Calculate Distance by ID
Besides KnnSearch and RangeSearch, VSAG exposes APIs that compute the distance between a
query vector and already-indexed vectors referenced by their IDs. This is useful for
re-ranking external candidate sets, validating recall, or implementing custom retrieval
pipelines on top of VSAG.
Two flavors are provided:
CalcDistanceById— single ID, returns one distance.CalDistanceById— batch of IDs, returns aDatasetPtrcontaining distances.
Each flavor has two overloads: one taking a raw const float* (dense vectors) and one taking
a DatasetPtr (works for both dense and sparse vectors).
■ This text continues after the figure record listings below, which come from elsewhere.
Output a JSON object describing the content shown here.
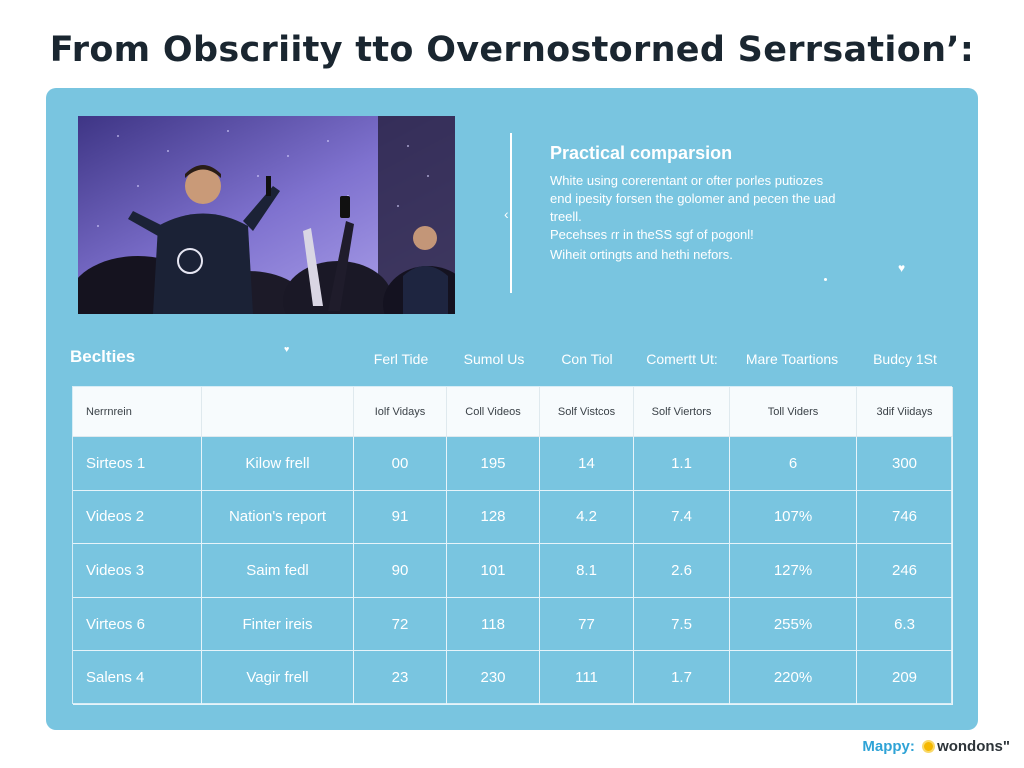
{
  "title": "From Obscriity tto Overnostorned Serrsation’:",
  "info": {
    "heading": "Practical comparsion",
    "lines": [
      "White using corerentant or ofter porles putiozes",
      "end ipesity forsen the golomer and pecen the uad",
      "treell.",
      "Pecehses ɾr in theSS sgf of pogonl!",
      "Wiheit ortingts and hethi nefors."
    ]
  },
  "section_label": "Beclties",
  "column_headers": [
    "Ferl Tide",
    "Sumol Us",
    "Con Tiol",
    "Comertt Ut:",
    "Mare Toartions",
    "Budcy 1St"
  ],
  "table": {
    "header_row": [
      "Nerrnrein",
      "",
      "Iolf Vidays",
      "Coll Videos",
      "Solf Vistcos",
      "Solf Viertors",
      "Toll Viders",
      "3dif Viidays"
    ],
    "rows": [
      [
        "Sirteos  1",
        "Kilow frell",
        "00",
        "195",
        "14",
        "1.1",
        "6",
        "300"
      ],
      [
        "Videos  2",
        "Nation's report",
        "91",
        "128",
        "4.2",
        "7.4",
        "107%",
        "746"
      ],
      [
        "Videos  3",
        "Saim fedl",
        "90",
        "101",
        "8.1",
        "2.6",
        "127%",
        "246"
      ],
      [
        "Virteos  6",
        "Finter ireis",
        "72",
        "118",
        "77",
        "7.5",
        "255%",
        "6.3"
      ],
      [
        "Salens  4",
        "Vagir frell",
        "23",
        "230",
        "111",
        "1.7",
        "220%",
        "209"
      ]
    ]
  },
  "footer": {
    "brand": "Mappy:",
    "product": "wondons\""
  },
  "colors": {
    "panel": "#79c5e0",
    "brand": "#2fa3d6",
    "coin": "#f5b800"
  },
  "icons": [
    "heart-icon",
    "coin-icon"
  ]
}
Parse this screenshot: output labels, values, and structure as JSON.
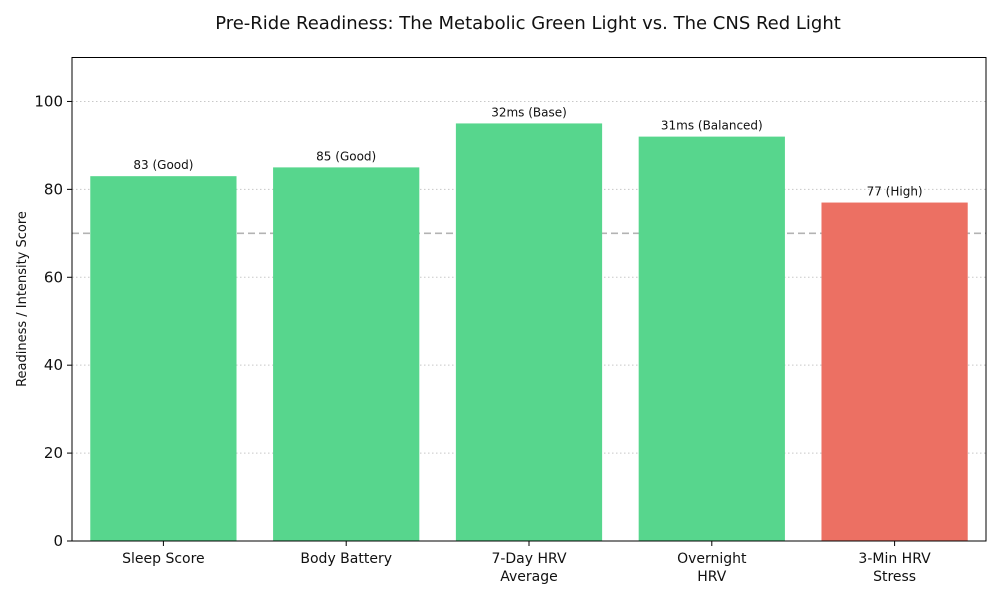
{
  "chart_data": {
    "type": "bar",
    "title": "Pre-Ride Readiness: The Metabolic Green Light vs. The CNS Red Light",
    "xlabel": "",
    "ylabel": "Readiness / Intensity Score",
    "ylim": [
      0,
      110
    ],
    "yticks": [
      "0",
      "20",
      "40",
      "60",
      "80",
      "100"
    ],
    "grid": "horizontal-dotted",
    "reference_line": 70,
    "categories": [
      [
        "Sleep Score"
      ],
      [
        "Body Battery"
      ],
      [
        "7-Day HRV",
        "Average"
      ],
      [
        "Overnight",
        "HRV"
      ],
      [
        "3-Min HRV",
        "Stress"
      ]
    ],
    "values": [
      83,
      85,
      95,
      92,
      77
    ],
    "data_labels": [
      "83 (Good)",
      "85 (Good)",
      "32ms (Base)",
      "31ms (Balanced)",
      "77 (High)"
    ],
    "bar_colors": [
      "#57d68d",
      "#57d68d",
      "#57d68d",
      "#57d68d",
      "#ec7063"
    ]
  }
}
Note on naming. The batch method is currently spelled
CalDistanceById(missing thecinCalc). This is a historical typo introduced when the batch overload was first added; the two names do not indicate any semantic difference beyond single vs. batch. The current spelling is kept for backward compatibility and is expected to be deprecated in a future release in favor of a correctly spelled name (proposed:CalcDistancesById). New code is encouraged to centralize calls behind a thin wrapper to ease the eventual migration. See issue #2068 for tracking.
API Overview
// Single, dense float pointer.
tl::expected<float, Error>
CalcDistanceById(const float* vector,
int64_t id,
bool calculate_precise_distance = true) const;
// Single, DatasetPtr (dense or sparse).
tl::expected<float, Error>
CalcDistanceById(const DatasetPtr& vector,
int64_t id,
bool calculate_precise_distance = true) const;
// Batch, dense float pointer.
tl::expected<DatasetPtr, Error>
CalDistanceById(const float* query,
const int64_t* ids,
int64_t count,
bool calculate_precise_distance = true) const;
// Batch, DatasetPtr (dense or sparse).
tl::expected<DatasetPtr, Error>
CalDistanceById(const DatasetPtr& query,
const int64_t* ids,
int64_t count,
bool calculate_precise_distance = true) const;
Declarations live in
include/vsag/index.h.
calculate_precise_distance
true(default): the implementation tries to use the high-precision representation of the stored vector (e.g. full-precision float32). For DiskANN this may require reading the original vector from disk and therefore incurs I/O.false: the implementation may use the quantized / approximate representation that the index already keeps in memory. Faster, but the returned distance is approximate.
Return Semantics
- The single-ID overload returns the distance as a
float. - The batch overload returns a
DatasetPtrwhoseGetDistances()array hascountentries aligned with the inputids. A value of-1in that array indicates an invalid ID (e.g. the ID does not exist in the index). - The distance metric (IP / L2 / cosine) follows the
metric_typechosen at index construction; see Metric Semantics.
Basic Usage
#include <vsag/vsag.h>
// 1. Build an HGraph index over float32 vectors.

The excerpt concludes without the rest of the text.